IMHO it(RCS) is better than just a copy of file, but to get full advantage(include integrity checking) of file versioning I prefer to use *git*


----------



## gpw928 (Oct 12, 2012)

wblock@ said:
			
		

> When the time comes to look for what you have changed, grep for your initials.



I first saw this circa 1985 in the Multiple Device Queueing System [MDQS], where Doug Gwyn was doing maintenance.  He tagged his changes "DAG".  To me a dag was something you found in the vicinity of the rear end of a sheep, and I thought it was a marker for "daggy" code.  Well, it was, just not for the reasons I first thought...


----------



## kpa (Oct 12, 2012)

If you have your own git repository (or github but you should use a private repo then) you can add that as the remote repo for the just created local repository and track changes in the repo by simply doing:

`# git remote add --track master origin [email]git@mygitserver:/path/myetc.git[/email]`
`# git push origin master`


----------



## SirDice (Oct 12, 2012)

At work we have something similar, we use CVS (it's been running for years) for this but the principles are the same. We simply run a script that checks out the production branch and copies the files to their proper location. This script runs periodically but can also be started manually. If you make a mistake somewhere it's easy to roll back, just tag the previous version again and the scripts will do the rest.


----------



## AlexJ (Oct 13, 2012)

SirDice said:
			
		

> At work we have something similar, we use CVS (it's been running for years) for this but the principles are the same.
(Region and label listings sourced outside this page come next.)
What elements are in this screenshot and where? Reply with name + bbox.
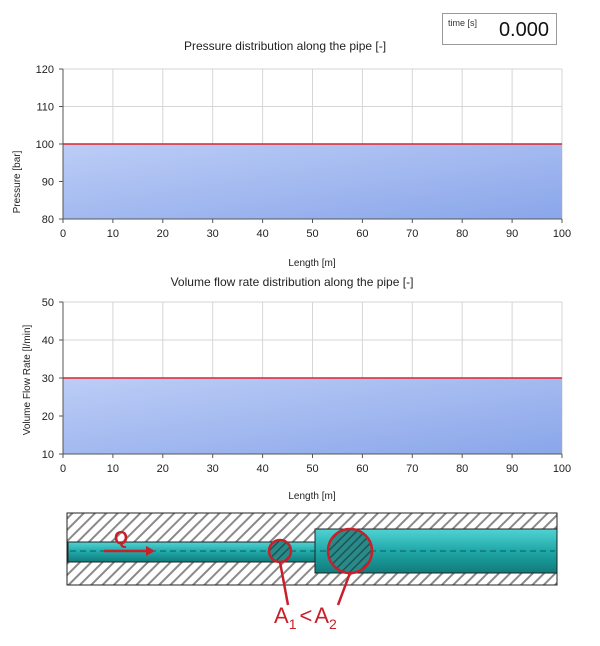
flow-rate-x-tick-label: 100 [553, 463, 571, 475]
pressure-x-tick-label: 100 [553, 228, 571, 240]
flow-rate-chart-ylabel: Volume Flow Rate [l/min] [22, 324, 33, 435]
flow-rate-x-tick-label: 70 [406, 463, 418, 475]
flow-rate-area-fill [63, 378, 562, 454]
cross-section-a2 [326, 527, 374, 575]
pressure-y-tick-label: 110 [36, 102, 54, 114]
pressure-x-tick-label: 20 [157, 228, 169, 240]
flow-rate-y-tick-label: 30 [42, 373, 54, 385]
flow-rate-chart: Volume flow rate distribution along the … [22, 275, 571, 502]
pressure-chart: Pressure distribution along the pipe [-]… [12, 39, 571, 269]
pressure-chart-ylabel: Pressure [bar] [12, 150, 23, 213]
pressure-x-tick-label: 0 [60, 228, 66, 240]
pressure-x-tick-label: 60 [356, 228, 368, 240]
flow-rate-y-tick-label: 40 [42, 335, 54, 347]
flow-rate-x-tick-label: 80 [456, 463, 468, 475]
pressure-x-tick-label: 30 [207, 228, 219, 240]
flow-arrow-head [146, 546, 155, 556]
pressure-x-tick-label: 40 [256, 228, 268, 240]
pressure-y-tick-label: 80 [42, 214, 54, 226]
pressure-x-tick-label: 70 [406, 228, 418, 240]
time-label: time [s] [448, 18, 478, 28]
a2-leader-line [336, 572, 352, 606]
area-comparison-label: A1 <A2 [274, 603, 337, 632]
time-value: 0.000 [498, 19, 549, 41]
flow-rate-x-tick-label: 0 [60, 463, 66, 475]
flow-rate-y-tick-label: 10 [42, 449, 54, 461]
flow-rate-x-tick-label: 30 [207, 463, 219, 475]
pressure-x-tick-label: 10 [107, 228, 119, 240]
flow-rate-x-tick-label: 10 [107, 463, 119, 475]
flow-rate-x-tick-label: 60 [356, 463, 368, 475]
a1-leader-line [278, 561, 290, 606]
time-display: time [s] 0.000 [442, 13, 557, 45]
pressure-y-tick-label: 120 [36, 64, 54, 76]
pressure-area-fill [63, 144, 562, 219]
flow-rate-y-tick-label: 20 [42, 411, 54, 423]
pressure-x-tick-label: 50 [306, 228, 318, 240]
pressure-x-tick-label: 90 [506, 228, 518, 240]
pressure-chart-title: Pressure distribution along the pipe [-] [184, 39, 386, 53]
flow-rate-y-tick-label: 50 [42, 297, 54, 309]
cross-section-a1 [267, 538, 293, 564]
pressure-y-tick-label: 100 [36, 139, 54, 151]
pressure-y-tick-label: 90 [42, 177, 54, 189]
pipe-diagram: Q A1 <A2 [66, 512, 558, 632]
flow-rate-x-tick-label: 90 [506, 463, 518, 475]
flow-label: Q [114, 528, 128, 548]
pressure-x-tick-label: 80 [456, 228, 468, 240]
flow-rate-chart-xlabel: Length [m] [288, 491, 335, 502]
flow-rate-chart-title: Volume flow rate distribution along the … [171, 275, 414, 289]
flow-rate-x-tick-label: 20 [157, 463, 169, 475]
flow-rate-x-tick-label: 50 [306, 463, 318, 475]
pressure-chart-xlabel: Length [m] [288, 258, 335, 269]
flow-rate-x-tick-label: 40 [256, 463, 268, 475]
IMHO it is far away from the same principles.(Git vs CVS)

CVS doesn't provide integrity checking(!!!). (So in case of damage/corruption/hacking CVS couldn't help on that)
Git on other side keeps all objects as SHA hash of content.
DCVS allows multiple ways of workflow while CVS stuck on client-server model.
CVS is the centralized repository. (If central repository would pass away - all information is lost or downtime delay will occur.)
Git can have unlimited number of central repositories, so it is much easy to implement Geo-redestribution.(Kinda CloudFlare)
Since it could be multiple root repositories - it's DDoS resistant.
Since all peers contain the whole copy of central repository - it's an *automatic backup to multiple machines*, so there no single point of failure because any copy is the repository.
In the same time Git can be use alone(as a single repository), just to track all changes of some directory/file(s) locally only.
Git isn't network dependent, so it is very easy to setup headless machines with help of flash drive by choosing specific branch of repo that hold particular configuration.
Beside of that, speed of Git is much faster because no network operations involved when one work with revisions.
Check-in/check-out happened practically immediately even if directories has a huge size of binary files because there no physical copy/delete operations but hard-links used instead.
Git has very efficient model of rights delegation.
Local admin don't need to ask permission to commit changes to repository, but can create own branch locally and work with it.
From other side Git still allow centralized control of primary repository, so only approved changes can be committed.

Just my 2 cents if you decide to switch to DCVS


----------